Jérôme Bauer : « L’Ava joue un rôle pivot entre la profession viticole et le monde judiciaire. Les gens peuvent s’adresser directement à la justice, mais l'Ava propose de centraliser pour qu’il n’y ait pas de problème de procédure et de faire les choses comme il faut et dans les formes. Chaque personne qui le souhaite peut remonter des informations à l’Ava, sur tout ce qui leur a semblé anormal. Ce qui suppose que chacun doit prendre sa plume. On ne demande que ça. En réalité, dès qu’on demande des éléments tangibles, peu de personnes acceptent de remonter l’information. Les informations qui sont transmises à l'Ava sont remontées à la justice, par le biais de notre avocat, pour que les enquêteurs puissent s'en servir et que ce soit joint au dossier. L'Ava travaille à remonter les informations.
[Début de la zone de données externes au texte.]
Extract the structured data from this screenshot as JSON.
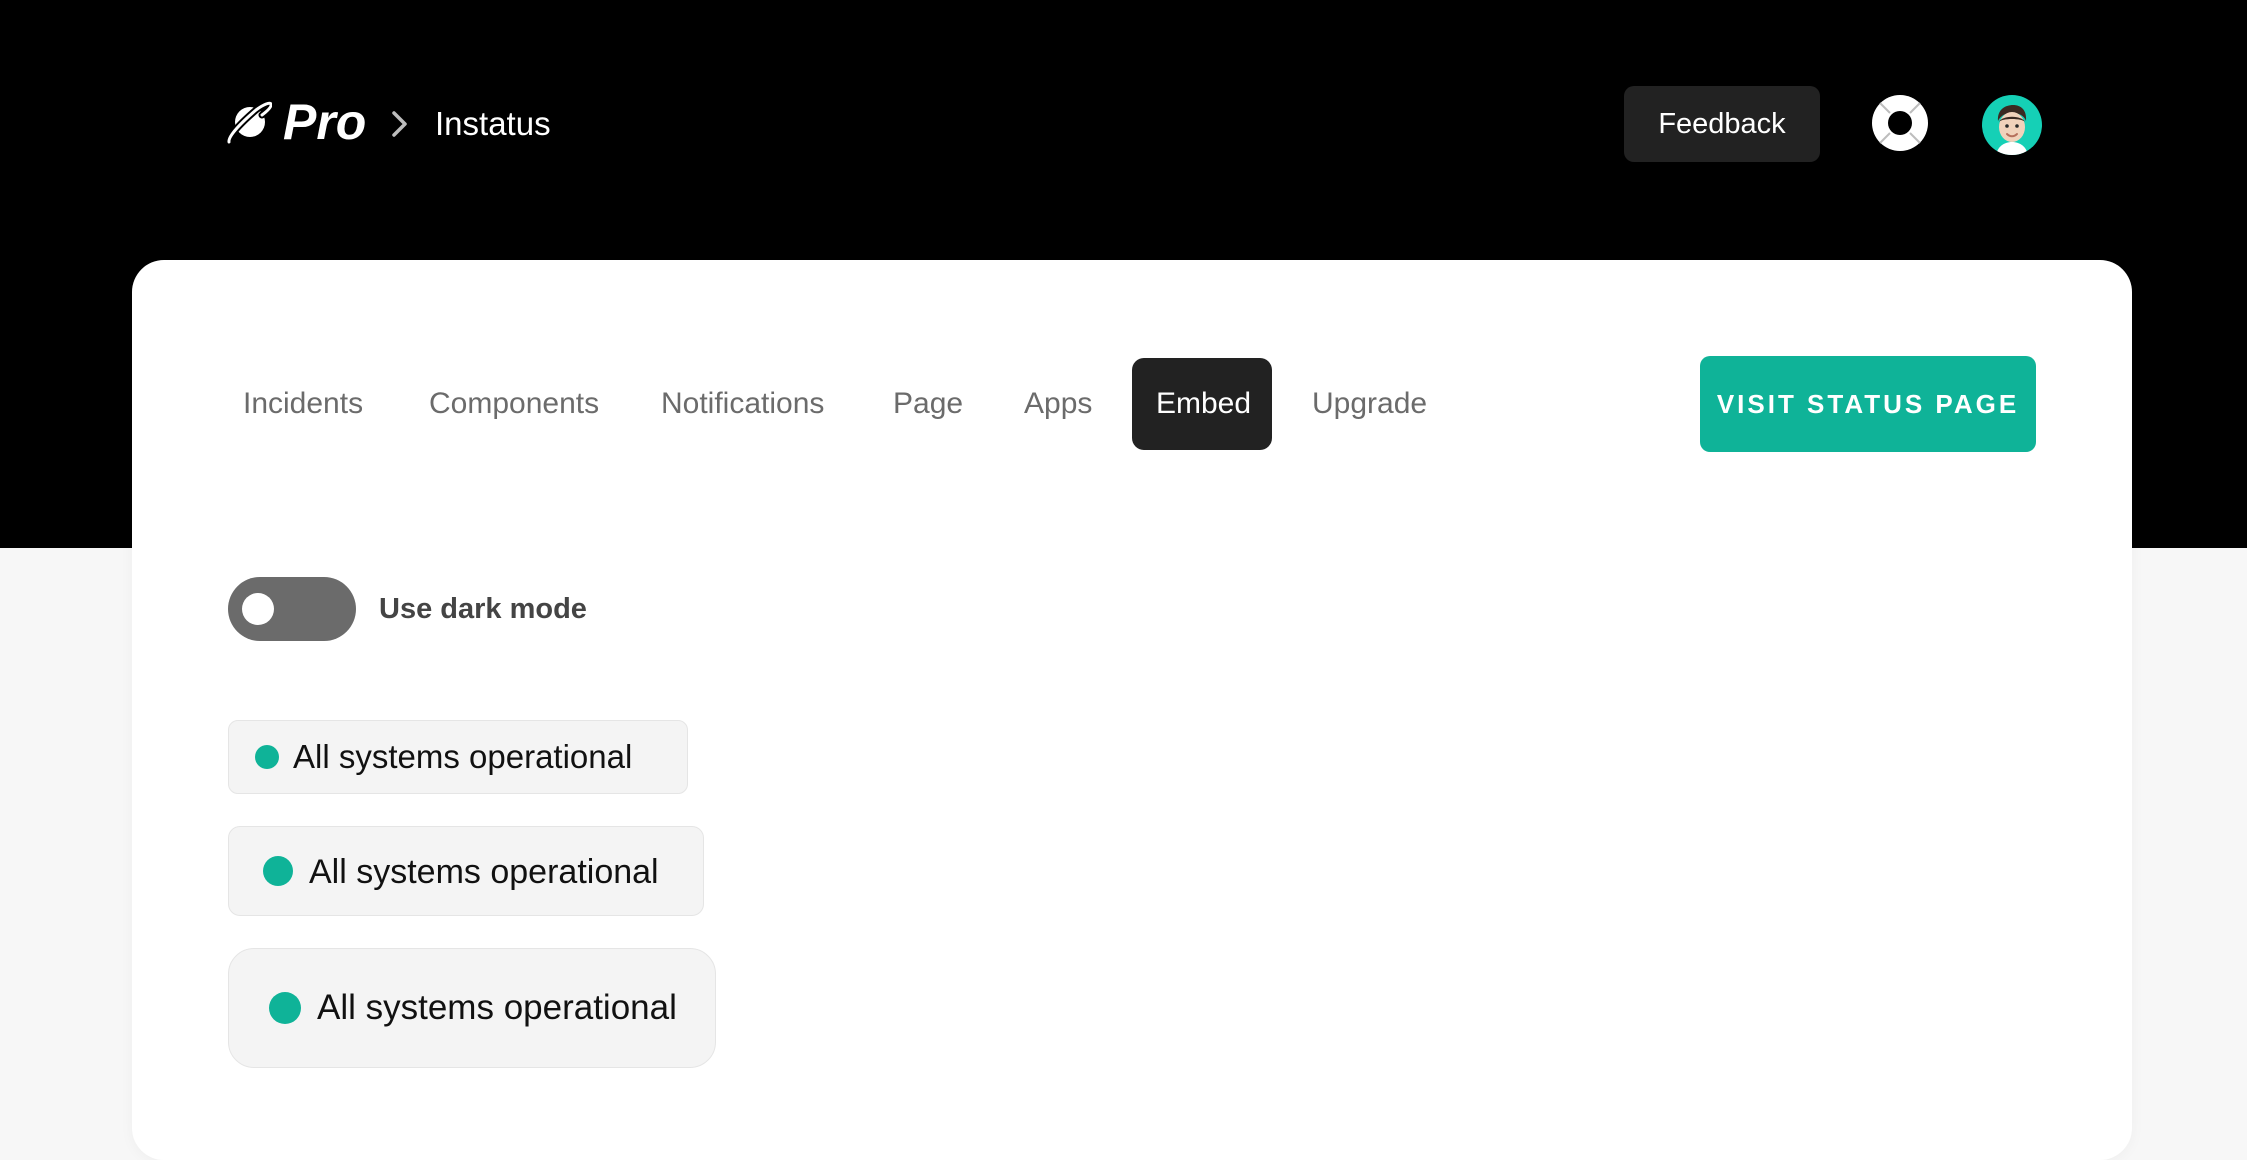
{
  "header": {
    "brand": "Pro",
    "breadcrumb_label": "Instatus",
    "feedback_label": "Feedback"
  },
  "nav": {
    "tabs": [
      {
        "label": "Incidents",
        "active": false
      },
      {
        "label": "Components",
        "active": false
      },
      {
        "label": "Notifications",
        "active": false
      },
      {
        "label": "Page",
        "active": false
      },
      {
        "label": "Apps",
        "active": false
      },
      {
        "label": "Embed",
        "active": true
      },
      {
        "label": "Upgrade",
        "active": false
      }
    ],
    "visit_button_label": "VISIT STATUS PAGE"
  },
  "settings": {
    "dark_mode_label": "Use dark mode",
    "dark_mode_enabled": false
  },
  "badges": [
    {
      "size": "small",
      "text": "All systems operational"
    },
    {
      "size": "medium",
      "text": "All systems operational"
    },
    {
      "size": "large",
      "text": "All systems operational"
    }
  ],
  "colors": {
    "accent": "#0fb398",
    "header_bg": "#000000",
    "active_tab_bg": "#222222",
    "avatar_bg": "#15d0b6"
  },
  "icons": {
    "logo": "planet-icon",
    "breadcrumb_separator": "chevron-right-icon",
    "help": "lifebuoy-icon",
    "avatar": "memoji-avatar"
  }
}
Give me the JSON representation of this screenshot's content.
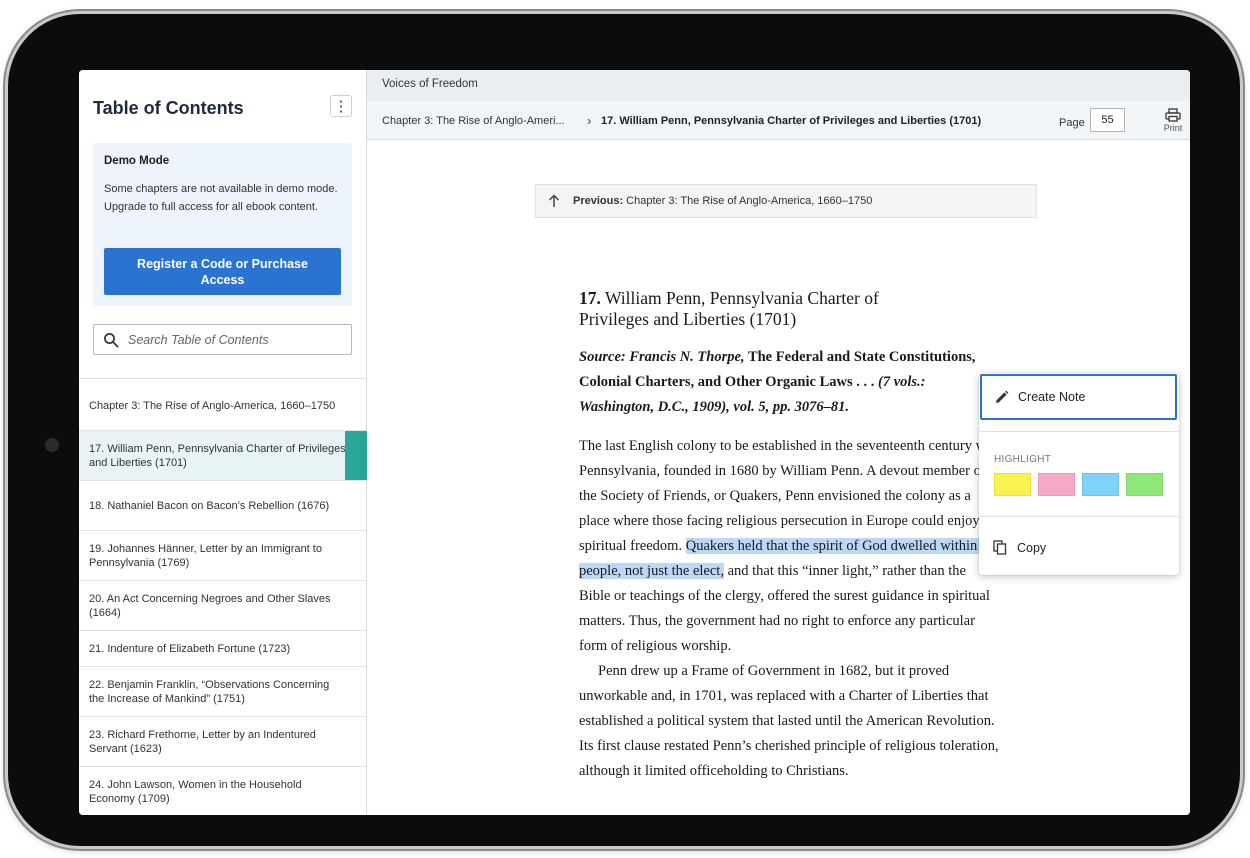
{
  "sidebar": {
    "title": "Table of Contents",
    "more_icon": "kebab-vertical-icon",
    "demo": {
      "title": "Demo Mode",
      "text": "Some chapters are not available in demo mode. Upgrade to full access for all ebook content.",
      "button_label": "Register a Code or Purchase Access"
    },
    "search": {
      "placeholder": "Search Table of Contents",
      "value": ""
    },
    "items": [
      {
        "label": "Chapter 3: The Rise of Anglo-America, 1660–1750"
      },
      {
        "label": "17. William Penn, Pennsylvania Charter of Privileges and Liberties (1701)",
        "active": true
      },
      {
        "label": "18. Nathaniel Bacon on Bacon’s Rebellion (1676)"
      },
      {
        "label": "19. Johannes Hänner, Letter by an Immigrant to Pennsylvania (1769)"
      },
      {
        "label": "20. An Act Concerning Negroes and Other Slaves (1664)"
      },
      {
        "label": "21. Indenture of Elizabeth Fortune (1723)"
      },
      {
        "label": "22. Benjamin Franklin, “Observations Concerning the Increase of Mankind” (1751)"
      },
      {
        "label": "23. Richard Frethorne, Letter by an Indentured Servant (1623)"
      },
      {
        "label": "24. John Lawson, Women in the Household Economy (1709)"
      }
    ]
  },
  "header": {
    "book_title": "Voices of Freedom",
    "breadcrumb_chapter": "Chapter 3: The Rise of Anglo-Ameri...",
    "breadcrumb_separator": "›",
    "breadcrumb_current": "17. William Penn, Pennsylvania Charter of Privileges and Liberties (1701)",
    "page_label": "Page",
    "page_value": "55",
    "print_label": "Print"
  },
  "content": {
    "previous_label": "Previous:",
    "previous_text": "Chapter 3: The Rise of Anglo-America, 1660–1750",
    "title_number": "17.",
    "title_text": "William Penn, Pennsylvania Charter of Privileges and Liberties (1701)",
    "source_prefix": "Source: Francis N. Thorpe,",
    "source_work": "The Federal and State Constitutions, Colonial Charters, and Other Organic Laws . . .",
    "source_suffix": "(7 vols.: Washington, D.C., 1909), vol. 5, pp. 3076–81.",
    "p1_before": "The last English colony to be established in the seventeenth century was Pennsylvania, founded in 1680 by William Penn. A devout member of the Society of Friends, or Quakers, Penn envisioned the colony as a place where those facing religious persecution in Europe could enjoy spiritual freedom. ",
    "p1_highlight": "Quakers held that the spirit of God dwelled within all people, not just the elect,",
    "p1_after": " and that this “inner light,” rather than the Bible or teachings of the clergy, offered the surest guidance in spiritual matters. Thus, the government had no right to enforce any particular form of religious worship.",
    "p2": "Penn drew up a Frame of Government in 1682, but it proved unworkable and, in 1701, was replaced with a Charter of Liberties that established a political system that lasted until the American Revolution. Its first clause restated Penn’s cherished principle of religious toleration, although it limited officeholding to Christians."
  },
  "popup": {
    "create_note_label": "Create Note",
    "highlight_label": "HIGHLIGHT",
    "swatches": [
      "#f9f34f",
      "#f7a9c9",
      "#7fd2f8",
      "#8ee87a"
    ],
    "copy_label": "Copy"
  }
}
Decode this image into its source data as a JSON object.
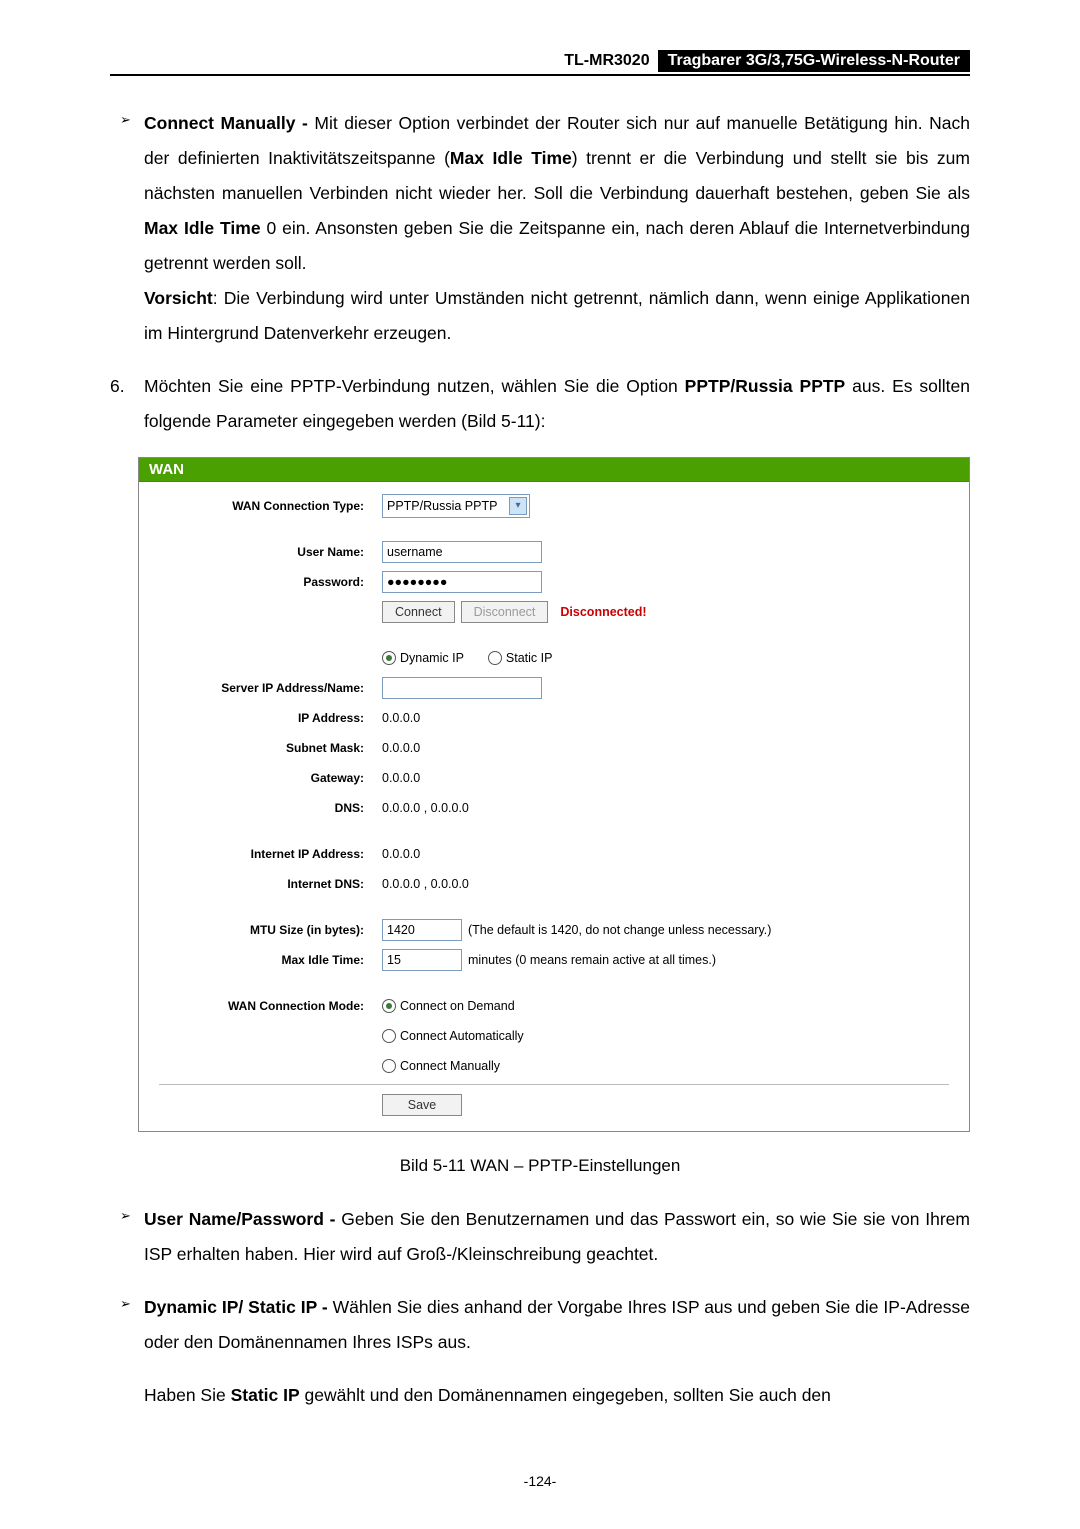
{
  "header": {
    "model": "TL-MR3020",
    "desc": "Tragbarer 3G/3,75G-Wireless-N-Router"
  },
  "bullet_connect_manually": {
    "title": "Connect Manually - ",
    "text1": "Mit dieser Option verbindet der Router sich nur auf manuelle Betätigung hin. Nach der definierten Inaktivitätszeitspanne (",
    "bold_idle": "Max Idle Time",
    "text2": ") trennt er die Verbindung und stellt sie bis zum nächsten manuellen Verbinden nicht wieder her. Soll die Verbindung dauerhaft bestehen, geben Sie als ",
    "text3": " 0 ein. Ansonsten geben Sie die Zeitspanne ein, nach deren Ablauf die Internetverbindung getrennt werden soll.",
    "warn_label": "Vorsicht",
    "warn_text": ": Die Verbindung wird unter Umständen nicht getrennt, nämlich dann, wenn einige Applikationen im Hintergrund Datenverkehr erzeugen."
  },
  "numbered": {
    "num": "6.",
    "text1": "Möchten Sie eine PPTP-Verbindung nutzen, wählen Sie die Option ",
    "bold": "PPTP/Russia PPTP",
    "text2": " aus. Es sollten folgende Parameter eingegeben werden (Bild 5-11):"
  },
  "fig": {
    "title": "WAN",
    "labels": {
      "conn_type": "WAN Connection Type:",
      "user": "User Name:",
      "pass": "Password:",
      "server": "Server IP Address/Name:",
      "ip": "IP Address:",
      "mask": "Subnet Mask:",
      "gw": "Gateway:",
      "dns": "DNS:",
      "inet_ip": "Internet IP Address:",
      "inet_dns": "Internet DNS:",
      "mtu": "MTU Size (in bytes):",
      "idle": "Max Idle Time:",
      "mode": "WAN Connection Mode:"
    },
    "values": {
      "conn_type": "PPTP/Russia PPTP",
      "user": "username",
      "pass": "●●●●●●●●",
      "connect": "Connect",
      "disconnect": "Disconnect",
      "status": "Disconnected!",
      "dyn_ip": "Dynamic IP",
      "stat_ip": "Static IP",
      "server": "",
      "ip": "0.0.0.0",
      "mask": "0.0.0.0",
      "gw": "0.0.0.0",
      "dns": "0.0.0.0 , 0.0.0.0",
      "inet_ip": "0.0.0.0",
      "inet_dns": "0.0.0.0 , 0.0.0.0",
      "mtu": "1420",
      "mtu_note": "(The default is 1420, do not change unless necessary.)",
      "idle": "15",
      "idle_note": "minutes (0 means remain active at all times.)",
      "mode_demand": "Connect on Demand",
      "mode_auto": "Connect Automatically",
      "mode_manual": "Connect Manually",
      "save": "Save"
    }
  },
  "caption": "Bild 5-11 WAN – PPTP-Einstellungen",
  "bullet_userpass": {
    "title": "User Name/Password - ",
    "text": "Geben Sie den Benutzernamen und das Passwort ein, so wie Sie sie von Ihrem ISP erhalten haben. Hier wird auf Groß-/Kleinschreibung geachtet."
  },
  "bullet_dynstat": {
    "title": "Dynamic IP/ Static IP - ",
    "text": "Wählen Sie dies anhand der Vorgabe Ihres ISP aus und geben Sie die IP-Adresse oder den Domänennamen Ihres ISPs aus."
  },
  "para_static": {
    "t1": "Haben Sie ",
    "b": "Static IP",
    "t2": " gewählt und den Domänennamen eingegeben, sollten Sie auch den"
  },
  "pagenum": "-124-"
}
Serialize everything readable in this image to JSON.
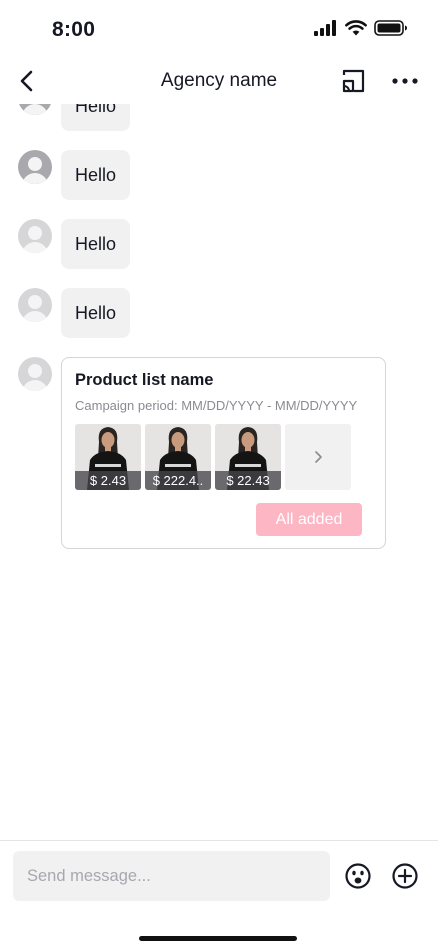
{
  "status_bar": {
    "time": "8:00",
    "icons": [
      "signal-icon",
      "wifi-icon",
      "battery-icon"
    ]
  },
  "header": {
    "back_icon": "chevron-left-icon",
    "title": "Agency name",
    "cast_icon": "cast-icon",
    "more_icon": "more-icon"
  },
  "messages": [
    {
      "type": "text",
      "text": "Hello"
    },
    {
      "type": "text",
      "text": "Hello"
    },
    {
      "type": "text",
      "text": "Hello"
    },
    {
      "type": "text",
      "text": "Hello"
    }
  ],
  "product_card": {
    "title": "Product list name",
    "period": "Campaign period: MM/DD/YYYY - MM/DD/YYYY",
    "products": [
      {
        "price": "$ 2.43"
      },
      {
        "price": "$ 222.4.."
      },
      {
        "price": "$ 22.43"
      }
    ],
    "more_icon": "chevron-right-icon",
    "button_label": "All added"
  },
  "composer": {
    "placeholder": "Send message...",
    "emoji_icon": "emoji-icon",
    "add_icon": "plus-circle-icon"
  },
  "colors": {
    "bubble_bg": "#f1f1f2",
    "button_disabled": "#fdb6c4",
    "text": "#161823",
    "muted": "#8a8b91"
  }
}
J’ajoute que nous avons une obligation de confidentialité, par le secret de la procédure pénale et collective ».

EAV/PHR : Étant donné l’importance du préjudice à l’échelle de la filière, impliquant peut-être des opérateurs finaux, on peut comprendre que des vignerons hésitent à passer par l’Association des viticulteurs…

Jérôme Bauer : « Que des vignerons agissent directement auprès du tribunal, je le comprends, mais je condamne l’instrumentalisation politique qui peut être faite de ce dossier. La question n’est pas de s’opposer les uns les autres. Je suis le président de tous les vignerons. Je ne veux pas de politisation. Si un jour l’enquête devait démontrer une responsabilité quelconque d’un membre de la production, je serai le premier à soutenir les victimes contre ce responsable. Et ce, quelle que soit l’entreprise concernée ».